The makeshift Springsteen tribute band was dubbed the New Immortals. “I told David, obviously you need to be singing. I will get back on the bass and we will do this right. That’s when it really locked.”

“See, we all were slightly shell-shocked,” says Colt. “David was leaving Sony after his solo record and I had just left my family, basically. The Crowes were the people I had been with since I was just a kid.”

As the leaders’ nerves calmed, they began to enjoy the process more. “We walked in with a really good idea of what we wanted the Immortals to be sonically and structurally and I think we hit it.”

Harris and Colt went through an intensive period of writing; then the band started playing live last year.

“They know how to handle it and they don’t have to rush into anything,” says 99X Program Director Leslie Fram. “All that has to happen is for anyone to come see this band live.
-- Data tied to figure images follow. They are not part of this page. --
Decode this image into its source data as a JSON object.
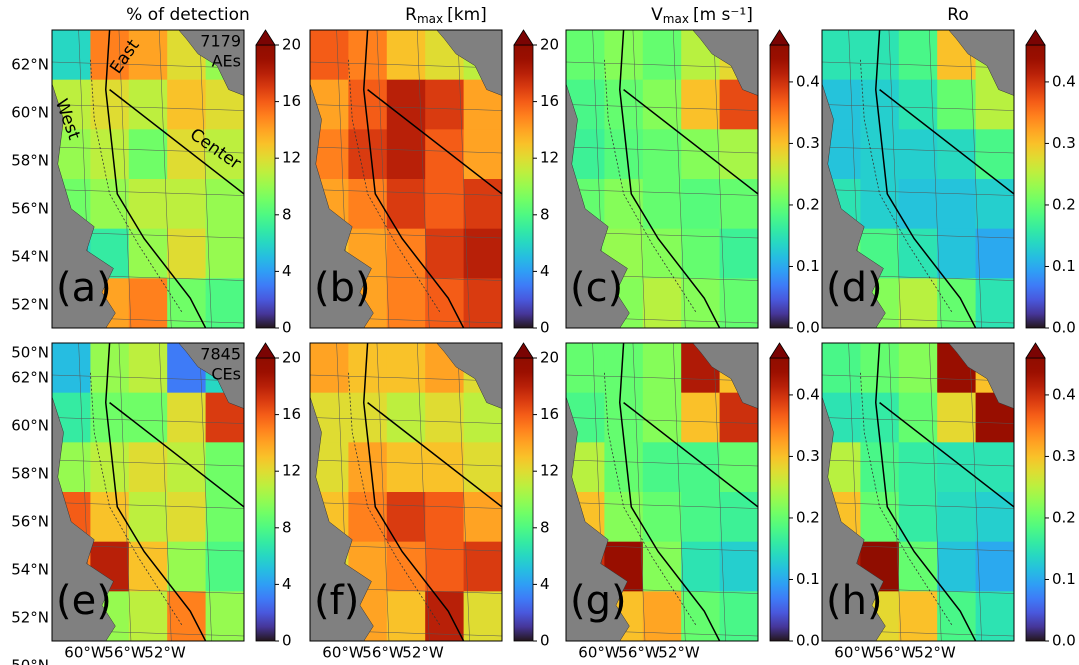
{
  "chart_data": [
    {
      "type": "heatmap",
      "title": "% of detection",
      "label": "(a)",
      "annotation": [
        "7179",
        "AEs"
      ],
      "region_labels": [
        "East",
        "West",
        "Center"
      ],
      "values": [
        [
          6,
          15,
          14,
          12,
          10
        ],
        [
          11,
          12,
          11,
          13,
          12
        ],
        [
          10,
          11,
          9,
          12,
          11
        ],
        [
          9,
          10,
          11,
          11,
          10
        ],
        [
          6,
          7,
          10,
          12,
          10
        ],
        [
          11,
          14,
          15,
          9,
          8
        ]
      ],
      "clim": [
        0,
        20
      ],
      "cticks": [
        0,
        4,
        8,
        12,
        16,
        20
      ]
    },
    {
      "type": "heatmap",
      "title": "R",
      "title_sub": "max",
      "title_unit": "[km]",
      "label": "(b)",
      "values": [
        [
          16,
          15,
          13,
          12,
          11
        ],
        [
          14,
          16,
          18,
          17,
          14
        ],
        [
          15,
          17,
          18,
          16,
          14
        ],
        [
          14,
          15,
          17,
          16,
          17
        ],
        [
          13,
          14,
          15,
          17,
          18
        ],
        [
          12,
          14,
          15,
          16,
          17
        ]
      ],
      "clim": [
        0,
        20
      ],
      "cticks": [
        0,
        4,
        8,
        12,
        16,
        20
      ]
    },
    {
      "type": "heatmap",
      "title": "V",
      "title_sub": "max",
      "title_unit": "[m s⁻¹]",
      "label": "(c)",
      "values": [
        [
          0.2,
          0.22,
          0.2,
          0.25,
          0.28
        ],
        [
          0.18,
          0.2,
          0.22,
          0.3,
          0.38
        ],
        [
          0.17,
          0.19,
          0.2,
          0.22,
          0.24
        ],
        [
          0.2,
          0.22,
          0.2,
          0.19,
          0.2
        ],
        [
          0.22,
          0.23,
          0.22,
          0.2,
          0.17
        ],
        [
          0.2,
          0.22,
          0.25,
          0.22,
          0.2
        ]
      ],
      "clim": [
        0,
        0.46
      ],
      "cticks": [
        {
          "value": 0,
          "label": "0.0"
        },
        0.1,
        0.2,
        0.3,
        0.4
      ]
    },
    {
      "type": "heatmap",
      "title": "Ro",
      "label": "(d)",
      "values": [
        [
          0.15,
          0.15,
          0.18,
          0.3,
          0.25
        ],
        [
          0.12,
          0.13,
          0.15,
          0.2,
          0.25
        ],
        [
          0.12,
          0.13,
          0.13,
          0.14,
          0.18
        ],
        [
          0.15,
          0.13,
          0.12,
          0.12,
          0.13
        ],
        [
          0.2,
          0.18,
          0.15,
          0.12,
          0.1
        ],
        [
          0.2,
          0.22,
          0.25,
          0.2,
          0.15
        ]
      ],
      "clim": [
        0,
        0.46
      ],
      "cticks": [
        {
          "value": 0,
          "label": "0.0"
        },
        0.1,
        0.2,
        0.3,
        0.4
      ]
    },
    {
      "type": "heatmap",
      "label": "(e)",
      "annotation": [
        "7845",
        "CEs"
      ],
      "values": [
        [
          5,
          10,
          11,
          3,
          6
        ],
        [
          7,
          9,
          9,
          12,
          17
        ],
        [
          10,
          11,
          12,
          11,
          9
        ],
        [
          16,
          13,
          11,
          12,
          9
        ],
        [
          15,
          18,
          13,
          10,
          8
        ],
        [
          12,
          10,
          11,
          15,
          10
        ]
      ],
      "clim": [
        0,
        20
      ],
      "cticks": [
        0,
        4,
        8,
        12,
        16,
        20
      ]
    },
    {
      "type": "heatmap",
      "label": "(f)",
      "values": [
        [
          14,
          13,
          13,
          14,
          12
        ],
        [
          12,
          12,
          11,
          12,
          11
        ],
        [
          12,
          14,
          13,
          13,
          12
        ],
        [
          13,
          15,
          17,
          16,
          14
        ],
        [
          12,
          14,
          15,
          16,
          17
        ],
        [
          12,
          14,
          13,
          18,
          12
        ]
      ],
      "clim": [
        0,
        20
      ],
      "cticks": [
        0,
        4,
        8,
        12,
        16,
        20
      ]
    },
    {
      "type": "heatmap",
      "label": "(g)",
      "values": [
        [
          0.2,
          0.2,
          0.22,
          0.42,
          0.3
        ],
        [
          0.18,
          0.2,
          0.22,
          0.3,
          0.4
        ],
        [
          0.25,
          0.2,
          0.18,
          0.18,
          0.2
        ],
        [
          0.3,
          0.22,
          0.2,
          0.18,
          0.17
        ],
        [
          0.4,
          0.44,
          0.22,
          0.15,
          0.13
        ],
        [
          0.25,
          0.3,
          0.32,
          0.2,
          0.18
        ]
      ],
      "clim": [
        0,
        0.46
      ],
      "cticks": [
        {
          "value": 0,
          "label": "0.0"
        },
        0.1,
        0.2,
        0.3,
        0.4
      ]
    },
    {
      "type": "heatmap",
      "label": "(h)",
      "values": [
        [
          0.18,
          0.2,
          0.22,
          0.44,
          0.3
        ],
        [
          0.15,
          0.16,
          0.2,
          0.28,
          0.44
        ],
        [
          0.25,
          0.18,
          0.16,
          0.15,
          0.15
        ],
        [
          0.3,
          0.2,
          0.16,
          0.14,
          0.13
        ],
        [
          0.42,
          0.46,
          0.2,
          0.12,
          0.1
        ],
        [
          0.22,
          0.28,
          0.3,
          0.18,
          0.15
        ]
      ],
      "clim": [
        0,
        0.46
      ],
      "cticks": [
        {
          "value": 0,
          "label": "0.0"
        },
        0.1,
        0.2,
        0.3,
        0.4
      ]
    }
  ],
  "map": {
    "lat_ticks": [
      "62°N",
      "60°N",
      "58°N",
      "56°N",
      "54°N",
      "52°N",
      "50°N"
    ],
    "lon_ticks": [
      "60°W",
      "56°W",
      "52°W"
    ]
  }
}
Johnny has got the look and the moves and David is such a star and has one of the best voices out there.” After seeing the band at this years’ Music Midtown, Fram decided to add their song “Reasons Why” to regular rotation then asked the Immortals to headline the “Locals Only” stage at this years’ Big Day Out.

Harris is excited about playing to the big crowds at the event. “It will be one of the first shows we’ve done since 99X has been playing us,” he says. “It’s actually generated a Brand New Immortals crowd. We have only played maybe 20 shows total and it’s difficult to build an audience without airplay. Now the album is out, it will be good to interact with people familiar with the material.”

All the Immortals agree that Music Midtown was the turning point for the band. Though it was more or less their debut as a band, the big stage performance was old hat for the members.

“They looked like they’d been playing together live for 10 years,” Fram recalls. “To really make it in this business you have to have the whole package and these guys have it all.”

“The next few shows coming up are going to be definitive statements by us to set the record straight as to where we are coming from,” promises Colt. “The unknown should be known around the time of Big Day Out.”